Il est un fait que plusieurs personnes ayant écrit sur cette question n’ont pas attendu la publication du livre de Judi Rever (http://www.france-turquoise.com/wp-content/uploads/2018/04/Note-de-lecture-Judi-Rever-In-praise-of-blood-180413-2-1.pdf). Le 01 octobre 2011, une année après la publication du rapport Mapping, l’ex-secrétaire du FPR, le Dr Théogène Rudasingwa avait déjà soutenu, dans  »La vérité, enfin » qu’  »ils avaient menti » et que Kagame était l’auteur de l’attaque de l’avion transportant le président Habyarimana. L’enquête du juge français Jean-Louis Bruguière abondait dans le même sens. Plusieurs livres et articles ont été écrits sur la question pour étayer cette thèse.

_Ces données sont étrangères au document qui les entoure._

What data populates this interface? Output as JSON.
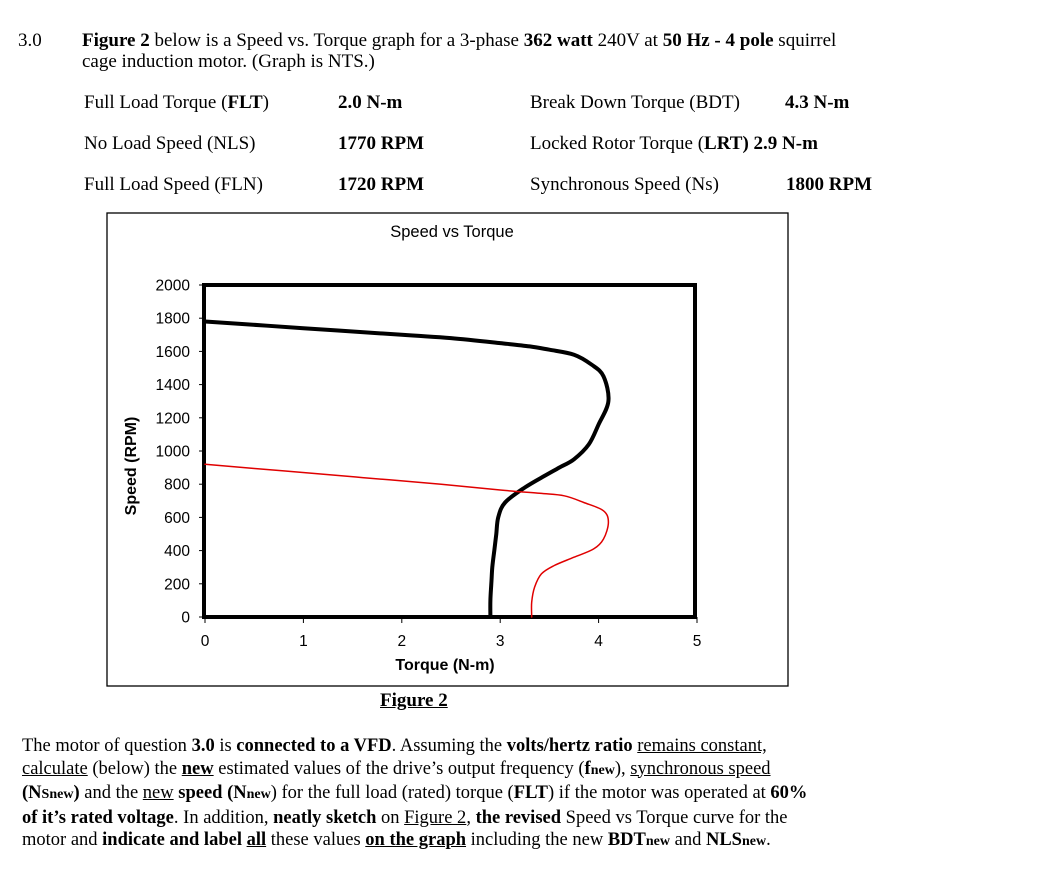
{
  "question": {
    "number": "3.0",
    "line1_a": "Figure 2",
    "line1_b": " below is a Speed vs. Torque graph for a 3-phase ",
    "line1_c": "362 watt",
    "line1_d": " 240V at ",
    "line1_e": "50 Hz - 4 pole",
    "line1_f": " squirrel",
    "line2": "cage induction motor. (Graph is NTS.)"
  },
  "specs": {
    "flt_label": "Full Load Torque (",
    "flt_abbr": "FLT",
    "flt_value": "2.0 N-m",
    "nls_label": "No Load Speed (NLS)",
    "nls_value": "1770 RPM",
    "fln_label": "Full Load Speed (FLN)",
    "fln_value": "1720 RPM",
    "bdt_label": "Break Down Torque (BDT)",
    "bdt_value": "4.3 N-m",
    "lrt_label": "Locked Rotor Torque (",
    "lrt_abbr": "LRT",
    "lrt_value": ") 2.9 N-m",
    "ns_label": "Synchronous Speed (Ns)",
    "ns_value": "1800 RPM"
  },
  "figure_caption": "Figure 2",
  "chart_data": {
    "type": "line",
    "title": "Speed vs Torque",
    "xlabel": "Torque (N-m)",
    "ylabel": "Speed (RPM)",
    "xlim": [
      0,
      5
    ],
    "ylim": [
      0,
      2000
    ],
    "xticks": [
      "0",
      "1",
      "2",
      "3",
      "4",
      "5"
    ],
    "yticks": [
      "0",
      "200",
      "400",
      "600",
      "800",
      "1000",
      "1200",
      "1400",
      "1600",
      "1800",
      "2000"
    ],
    "grid": false,
    "series": [
      {
        "color": "#000000",
        "points": [
          [
            0.0,
            1780
          ],
          [
            1.0,
            1740
          ],
          [
            2.0,
            1700
          ],
          [
            2.5,
            1680
          ],
          [
            3.0,
            1650
          ],
          [
            3.3,
            1630
          ],
          [
            3.5,
            1610
          ],
          [
            3.75,
            1580
          ],
          [
            3.93,
            1520
          ],
          [
            4.05,
            1450
          ],
          [
            4.1,
            1300
          ],
          [
            4.0,
            1160
          ],
          [
            3.9,
            1040
          ],
          [
            3.75,
            950
          ],
          [
            3.6,
            900
          ],
          [
            3.45,
            850
          ],
          [
            3.25,
            780
          ],
          [
            3.05,
            690
          ],
          [
            2.98,
            600
          ],
          [
            2.96,
            500
          ],
          [
            2.94,
            400
          ],
          [
            2.92,
            300
          ],
          [
            2.91,
            200
          ],
          [
            2.9,
            100
          ],
          [
            2.9,
            0
          ]
        ]
      },
      {
        "color": "#e00000",
        "points": [
          [
            0.0,
            920
          ],
          [
            0.8,
            880
          ],
          [
            1.6,
            840
          ],
          [
            2.4,
            800
          ],
          [
            3.0,
            765
          ],
          [
            3.4,
            745
          ],
          [
            3.65,
            730
          ],
          [
            3.85,
            690
          ],
          [
            4.05,
            640
          ],
          [
            4.1,
            570
          ],
          [
            4.05,
            470
          ],
          [
            3.95,
            410
          ],
          [
            3.75,
            360
          ],
          [
            3.55,
            310
          ],
          [
            3.42,
            260
          ],
          [
            3.35,
            180
          ],
          [
            3.32,
            90
          ],
          [
            3.32,
            0
          ]
        ]
      }
    ]
  },
  "paragraph": {
    "l1_a": "The motor of question ",
    "l1_b": "3.0",
    "l1_c": " is ",
    "l1_d": "connected to a VFD",
    "l1_e": ". Assuming the ",
    "l1_f": "volts/hertz ratio",
    "l1_g": " ",
    "l1_h": "remains constant,",
    "l2_a": "calculate",
    "l2_b": " (below) the ",
    "l2_c": "new",
    "l2_d": " estimated values of the drive’s output frequency (",
    "l2_e": "f",
    "l2_f": "new",
    "l2_g": "), ",
    "l2_h": "synchronous speed",
    "l3_a": "(N",
    "l3_b": "Snew",
    "l3_c": ")",
    "l3_d": " and the ",
    "l3_e": "new",
    "l3_f": " ",
    "l3_g": "speed",
    "l3_h": " (N",
    "l3_i": "new",
    "l3_j": ") for the full load (rated) torque (",
    "l3_k": "FLT",
    "l3_l": ") if the motor was operated at ",
    "l3_m": "60%",
    "l4_a": "of it’s rated voltage",
    "l4_b": ". In addition, ",
    "l4_c": "neatly sketch",
    "l4_d": " on ",
    "l4_e": "Figure 2",
    "l4_f": ", ",
    "l4_g": "the revised",
    "l4_h": " Speed vs Torque curve for the",
    "l5_a": "motor and ",
    "l5_b": "indicate and label ",
    "l5_c": "all",
    "l5_d": " these values ",
    "l5_e": "on the graph",
    "l5_f": " including the new ",
    "l5_g": "BDT",
    "l5_h": "new",
    "l5_i": " and ",
    "l5_j": "NLS",
    "l5_k": "new",
    "l5_l": "."
  }
}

Il y a, donc, une réécriture de l’histoire des Grands Lacs africains en marche. Malheureusement, elle n’a pas encore influencé suffisamment  »l’histoire officielle » dans cette partie centrale de l’Afrique. Des compatriotes congolais,  »révisionnistes », refusent de voir que c’est  »un soldat de l’APR/FPR » qui est  »le Cheval de Troie » au pays. Ils vous disent :  »Le Congo-Kinshasa est  »infiltré » et non  »occupé ». Même quand les autres  »nègres de service » (à l’instar de José Makila) disent que c’est Kagame qui est  »le mercenaire en chef » (https://www.youtube.com/watch?v=si95C0PWGIk), ils refusent de revoir leur copie. Ils n’ont pas compris, comme Jean-Claude Willame, en 2007, que  »Les faiseurs de paix » avaient installé un (non-) Etat sous tutelle » au cœur de l’Afrique.

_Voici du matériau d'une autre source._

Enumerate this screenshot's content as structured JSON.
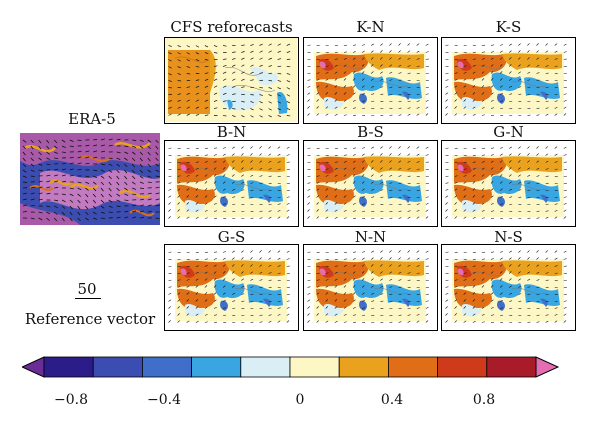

Jean-Luc Schaffhauser a beau avoué qu’il sait qui a fait quoi pour que Laurent-Désiré Kabila soit tué et qu’un  »jeune rwandais manipulable » (https://www.youtube.com/watch?v=dSdWMbIEHCE) ait été cherché au Rwanda pour servir  »l’oligarchie transcontinentale du capital financier », rien n’y fait.  »Le révisionnisme congolais » a mangé plusieurs cœurs et plusieurs esprits. Ils attendent que ce  »jeune homme manipulable » leur arrange des  »élections propres, limpides, claires, transparentes, plus que démocratiques » afin que des comptes sur  »son mercenariat » lui soit demandé demain. Ils croient naïvement que cette  »oligarchie transcontinentale du capital financier » destructrice des Etats-nations souverains va laisser ses  »nègres de service » promouvoir des espaces de liberté et d’émancipation politique sans aucun changement des rapports de force sur terrain.

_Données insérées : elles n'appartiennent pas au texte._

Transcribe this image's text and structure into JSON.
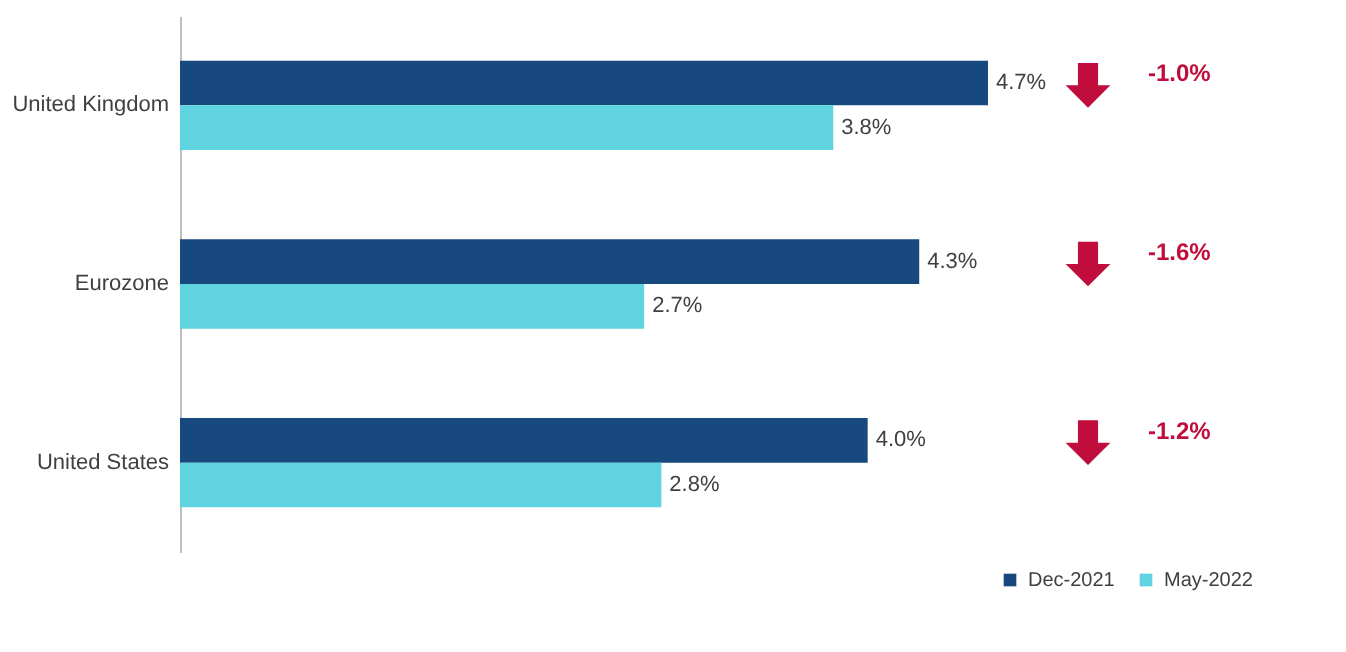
{
  "chart_data": {
    "type": "bar",
    "orientation": "horizontal",
    "categories": [
      "United Kingdom",
      "Eurozone",
      "United States"
    ],
    "series": [
      {
        "name": "Dec-2021",
        "color": "#17487e",
        "values": [
          4.7,
          4.3,
          4.0
        ],
        "value_labels": [
          "4.7%",
          "4.3%",
          "4.0%"
        ]
      },
      {
        "name": "May-2022",
        "color": "#5fd3e0",
        "values": [
          3.8,
          2.7,
          2.8
        ],
        "value_labels": [
          "3.8%",
          "2.7%",
          "2.8%"
        ]
      }
    ],
    "legend": "bottom right",
    "annotations": [
      "-1.0%",
      "-1.6%",
      "-1.2%"
    ]
  }
}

Mobutu a été cherché, Laurent-Désiré Kabila a été cherché,  »le jeune rwandais manipulable », alias Joseph Kabila a été imposé par les anglo-saxons et leurs alliés. Cela étant, je partage le point de vue de Mufoncol Tshiyoyo quand il soutient que  »construite une pensée de combat (ou de lutte) », c’est revisiter à nouveaux frais l’environnement et la méthode (la stratégique et la tactique) pour le faire aboutir. Pour dire les choses autrement, il est difficile qu’une lutte de libération aboutisse sans ordre dans les idées et dans l’idéologie. Confondre  »un parfait mercenaire » avec  »un chef de l’Etat », appeler  »un Cheval de Troie »  »Raïs », dire d’un  »paralytique » porté par  »les puissances de la mort extérieures » qu’il est un  »visionnaire », faire de  »la vidéosphère » l’unique référence en matière de pensée et de débat, c’est consacrer  »la défaite de la pensée » et l’échec de la lutte identitaire pour être soi et souverain. Il faut mettre de l’ordre dans les idées et dans l’idéologie et procéder à une réécriture info-formée de l’histoire afin de mieux organiser la lutte d’émancipation politique souveraine.

Depuis le 17 mai 1997, les efforts déployés dans ce sens sont encore insuffisants. Dieu merci ! Les minorités organisées et agissantes ainsi que leurs relais ne dorment ni ne sommeillent. Ils croient fermement que  »les murs les plus puissants tombent par leurs fissures ».